= M. Anantanarayanan =

Indian lawyer and civil servant (1907–1981)

Madhavaiah Anantanarayanan (1 May 1907 – 18 November 1981),
(son of A. Madhaviah- one of the earliest Indian novelists to write in English), was an Indian lawyer and civil servant who served as the Chief Justice of Madras State (later Tamil Nadu) from 1966 to 1969.The Silver Pilgrimage (1961) is his only published novel, which is influenced by Dandin's Dasakumaracharitha or the adventures of ten princes.

== Early life ==

Anantanarayanan was born in Madras on 1 May 1907 to a Vadama Iyer Brahmin family, and had his schooling at Sir M. Ct. Muthiah High School and the Hindu High School. He did his graduation at the Presidency College, Madras and post-graduation at Gonville and Caius College, Cambridge.

== Career ==

Anantanarayanan joined the Indian civil service on 15 October 1929 and served as Sub-Collector and Joint Magistrate in various districts of the Madras Presidency.

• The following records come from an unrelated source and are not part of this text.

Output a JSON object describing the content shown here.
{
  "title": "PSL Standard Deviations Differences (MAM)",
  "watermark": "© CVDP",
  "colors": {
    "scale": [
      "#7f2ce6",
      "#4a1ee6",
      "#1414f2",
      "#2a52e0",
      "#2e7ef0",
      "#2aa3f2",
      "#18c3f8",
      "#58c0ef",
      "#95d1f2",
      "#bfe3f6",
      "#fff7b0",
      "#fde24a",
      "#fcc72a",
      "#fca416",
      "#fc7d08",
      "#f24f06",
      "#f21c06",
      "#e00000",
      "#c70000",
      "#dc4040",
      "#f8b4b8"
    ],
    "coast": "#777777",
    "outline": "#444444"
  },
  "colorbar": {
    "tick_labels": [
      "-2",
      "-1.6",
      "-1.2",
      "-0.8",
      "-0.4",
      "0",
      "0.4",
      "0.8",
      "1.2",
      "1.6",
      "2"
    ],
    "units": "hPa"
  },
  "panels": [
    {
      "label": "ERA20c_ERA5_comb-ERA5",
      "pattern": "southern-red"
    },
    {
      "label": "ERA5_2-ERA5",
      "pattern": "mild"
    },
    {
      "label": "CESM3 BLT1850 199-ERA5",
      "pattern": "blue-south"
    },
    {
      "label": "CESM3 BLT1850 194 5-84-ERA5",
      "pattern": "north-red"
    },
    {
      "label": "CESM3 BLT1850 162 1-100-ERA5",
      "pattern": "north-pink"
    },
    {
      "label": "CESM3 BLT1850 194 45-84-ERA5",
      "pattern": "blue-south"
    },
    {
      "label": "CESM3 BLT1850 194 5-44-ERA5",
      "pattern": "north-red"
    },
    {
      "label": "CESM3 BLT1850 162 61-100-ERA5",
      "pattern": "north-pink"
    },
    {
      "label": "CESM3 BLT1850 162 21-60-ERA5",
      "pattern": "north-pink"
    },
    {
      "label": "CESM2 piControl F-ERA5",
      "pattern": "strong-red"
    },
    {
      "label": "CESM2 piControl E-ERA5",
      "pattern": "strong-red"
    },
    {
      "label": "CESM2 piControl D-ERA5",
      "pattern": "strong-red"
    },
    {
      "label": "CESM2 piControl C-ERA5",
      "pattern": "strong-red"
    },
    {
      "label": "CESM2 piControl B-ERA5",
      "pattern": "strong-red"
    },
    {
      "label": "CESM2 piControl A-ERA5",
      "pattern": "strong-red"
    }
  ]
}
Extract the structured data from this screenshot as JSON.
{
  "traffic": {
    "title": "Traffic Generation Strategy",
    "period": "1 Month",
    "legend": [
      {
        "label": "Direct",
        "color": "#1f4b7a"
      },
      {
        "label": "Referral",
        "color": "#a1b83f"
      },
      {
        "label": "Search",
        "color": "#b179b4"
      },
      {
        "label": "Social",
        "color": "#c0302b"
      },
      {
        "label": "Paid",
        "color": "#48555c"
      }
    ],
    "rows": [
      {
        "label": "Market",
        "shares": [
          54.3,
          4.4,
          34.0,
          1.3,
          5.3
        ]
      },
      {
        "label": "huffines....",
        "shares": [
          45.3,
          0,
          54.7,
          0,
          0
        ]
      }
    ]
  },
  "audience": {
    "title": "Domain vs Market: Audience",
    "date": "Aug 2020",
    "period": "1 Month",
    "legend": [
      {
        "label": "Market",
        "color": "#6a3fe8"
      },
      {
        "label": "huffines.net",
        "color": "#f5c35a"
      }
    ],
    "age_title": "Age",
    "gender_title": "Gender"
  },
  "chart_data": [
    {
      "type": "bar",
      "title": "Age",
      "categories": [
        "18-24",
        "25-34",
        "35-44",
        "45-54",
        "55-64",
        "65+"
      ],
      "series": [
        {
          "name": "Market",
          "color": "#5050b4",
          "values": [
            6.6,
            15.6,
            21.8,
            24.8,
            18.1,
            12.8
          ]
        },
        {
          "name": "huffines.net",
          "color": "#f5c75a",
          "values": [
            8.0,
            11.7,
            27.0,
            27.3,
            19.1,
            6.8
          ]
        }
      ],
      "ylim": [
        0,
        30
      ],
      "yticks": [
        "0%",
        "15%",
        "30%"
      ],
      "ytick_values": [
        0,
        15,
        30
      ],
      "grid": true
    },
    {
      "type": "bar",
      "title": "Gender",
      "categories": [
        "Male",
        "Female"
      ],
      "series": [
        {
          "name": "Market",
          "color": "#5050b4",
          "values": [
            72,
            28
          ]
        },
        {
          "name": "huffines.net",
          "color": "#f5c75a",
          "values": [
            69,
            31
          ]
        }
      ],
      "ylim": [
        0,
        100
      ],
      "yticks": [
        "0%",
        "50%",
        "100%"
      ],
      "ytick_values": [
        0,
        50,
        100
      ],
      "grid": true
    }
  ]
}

He became a District Judge on 8 March 1940 and was appointed to the Madras High Court on 10 August 1959. Anantanarayanan served as Chief Justice of Tamil Nadu from 1966 till his retirement on 1 May 1969. Anantanarayanan also served as Director of Legal Studies, Madras from 1955 to 1959.

== Death ==

Anantanarayanan died on 18 November 1981 at his son's residence in Bombay.